Vertigo is a sensation of feeling off-balance as if the world is spinning around you. It can commonly feel like a spinning or unintentional swaying movement. Other symptoms can include nausea, vomiting, ringing in the ears, or loss of hearing in one ear. Vertigo usually points to a problem with the inner ear, often an imbalance. But in more rare cases, it can be caused by a problem in the central nervous system.
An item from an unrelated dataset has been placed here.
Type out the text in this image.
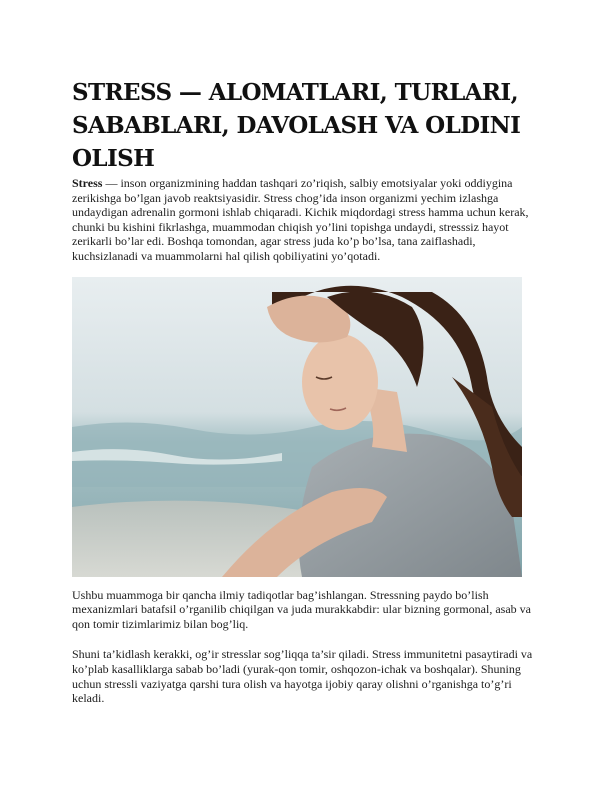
STRESS — ALOMATLARI, TURLARI, SABABLARI, DAVOLASH VA OLDINI OLISH

Stress — inson organizmining haddan tashqari zo’riqish, salbiy emotsiyalar yoki oddiygina zerikishga bo’lgan javob reaktsiyasidir. Stress chog’ida inson organizmi yechim izlashga undaydigan adrenalin gormoni ishlab chiqaradi. Kichik miqdordagi stress hamma uchun kerak, chunki bu kishini fikrlashga, muammodan chiqish yo’lini topishga undaydi, stresssiz hayot zerikarli bo’lar edi. Boshqa tomondan, agar stress juda ko’p bo’lsa, tana zaiflashadi, kuchsizlanadi va muammolarni hal qilish qobiliyatini yo’qotadi.

Ushbu muammoga bir qancha ilmiy tadiqotlar bag’ishlangan. Stressning paydo bo’lish mexanizmlari batafsil o’rganilib chiqilgan va juda murakkabdir: ular bizning gormonal, asab va qon tomir tizimlarimiz bilan bog’liq.

Shuni ta’kidlash kerakki, og’ir stresslar sog’liqqa ta’sir qiladi. Stress immunitetni pasaytiradi va ko’plab kasalliklarga sabab bo’ladi (yurak-qon tomir, oshqozon-ichak va boshqalar). Shuning uchun stressli vaziyatga qarshi tura olish va hayotga ijobiy qaray olishni o’rganishga to’g’ri keladi.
Peripheral and central are the two types of vertigo that are associated with the inner ear or central nervous system, which one depends on where the imbalance is taking place inside the body. Once the type of vertigo is established, doctors can then narrow down the diagnosis to what is causing the dizziness and create a treatment plan. Treatment can include medications, therapies, and if severe enough, then surgery may be an option. All of this is dependent on the cause of vertigo.

Types of Vertigo

Peripheral

Peripheral vertigo is classified as being caused by the inner ear, or vestibular system, being imbalanced in some way. The vestibular system controls the body's balancing capabilities. In order to diagnose you with peripheral vertigo, a doctor must examine the ears of the afflicted for any signs of infections. They may also check the individual's balance and perform a quick movement test to see how they react. In this movement test, the individual is quickly moved from a sitting position to a laying position, and the doctor will check the corresponding eye movements. The most common disorders associated with the peripheral type of vertigo is benign paroxysmal positional vertigo (BPPV), Meniere's disease, and labyrinthitis.